IX. GENERAL PROVISIONS
- Amendments. The Principal may amend or revoke this Instrument at any time by a signed, dated writing or by physical cancellation, consistent with Idaho Code § 39-4510(4).
- Severability. If any provision is held invalid, the remaining provisions shall remain in full force to the maximum extent permitted by law.
- Assignment. The Agent may not delegate authority except to the extent expressly permitted herein or by Idaho law.
- Integration. This Instrument constitutes the entire agreement regarding Health Care decision-making authority and supersedes prior directives to the extent of conflict.
- Counterparts; Electronic Signature. This Instrument may be executed in counterparts and by electronic signature, each of which is deemed an original.
- Delivery of Copies. The Principal directs that executed copies be provided to the Agent, Alternate Agent(s), personal physician, and primary medical facility.
X. EXECUTION BLOCK
A. Principal
I, the undersigned Principal, sign my name to this Durable Health Care Power of Attorney & Advance Directive on the _ day of _, 20____.
[PRINCIPAL LEGAL NAME], Principal
B. Agent Acceptance
I accept the appointment as Agent and acknowledge my fiduciary duties.
[AGENT LEGAL NAME], Agent
Date: _______
C. Alternate Agent(s) Acceptance (Optional)
-
[FIRST ALTERNATE NAME]
Date: ____ -
[SECOND ALTERNATE NAME]
Date: ____
D. NOTARIZATION OR WITNESS ATTESTATION
[Choose ONE of the following formats; delete the unused option.]
OPTION 1 – NOTARY PUBLIC
State of Idaho )
County of ______ ) ss.
On this _ day of _, 20____, before me, the undersigned, a Notary Public in and for said State, personally appeared [PRINCIPAL LEGAL NAME], known to me (or satisfactorily proven) to be the person whose name is subscribed to the within instrument, and acknowledged that he/she executed the same for the purposes therein contained.

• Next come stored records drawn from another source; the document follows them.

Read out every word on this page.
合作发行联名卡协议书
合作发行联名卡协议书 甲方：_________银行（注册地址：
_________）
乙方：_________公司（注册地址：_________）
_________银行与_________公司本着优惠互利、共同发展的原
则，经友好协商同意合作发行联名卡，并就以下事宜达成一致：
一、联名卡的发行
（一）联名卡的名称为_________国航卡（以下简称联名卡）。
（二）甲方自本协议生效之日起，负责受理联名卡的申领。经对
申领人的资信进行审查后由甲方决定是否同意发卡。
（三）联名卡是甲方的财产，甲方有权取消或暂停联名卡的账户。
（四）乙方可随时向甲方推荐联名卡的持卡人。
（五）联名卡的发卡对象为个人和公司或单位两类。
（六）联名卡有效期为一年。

IN WITNESS WHEREOF, I hereunto set my hand and official seal.
Notary Public
My Commission Expires: ____
OPTION 2 – SINGLE QUALIFIED WITNESS
I declare under penalty of perjury that I am at least 18 years old, that I am not the Agent or Alternate Agent, not related to the Principal by blood, marriage, or adoption, not entitled to any part of the Principal’s estate, not responsible for the Principal’s medical bills, and not an employee of the Principal’s Health Care Provider, and that the Principal voluntarily signed this Instrument in my presence.
Witness Signature: _____
Printed Name: _____
Address: _____
Date: ________
[// GUIDANCE:
1. Attach any detailed treatment preferences as “Attachment A — Specific Medical Instructions.”
2. Advise the client to distribute copies to all treating physicians and carry a wallet card indicating the existence of this Instrument.
3. Consider contemporaneously executing a separate financial power of attorney for property matters.]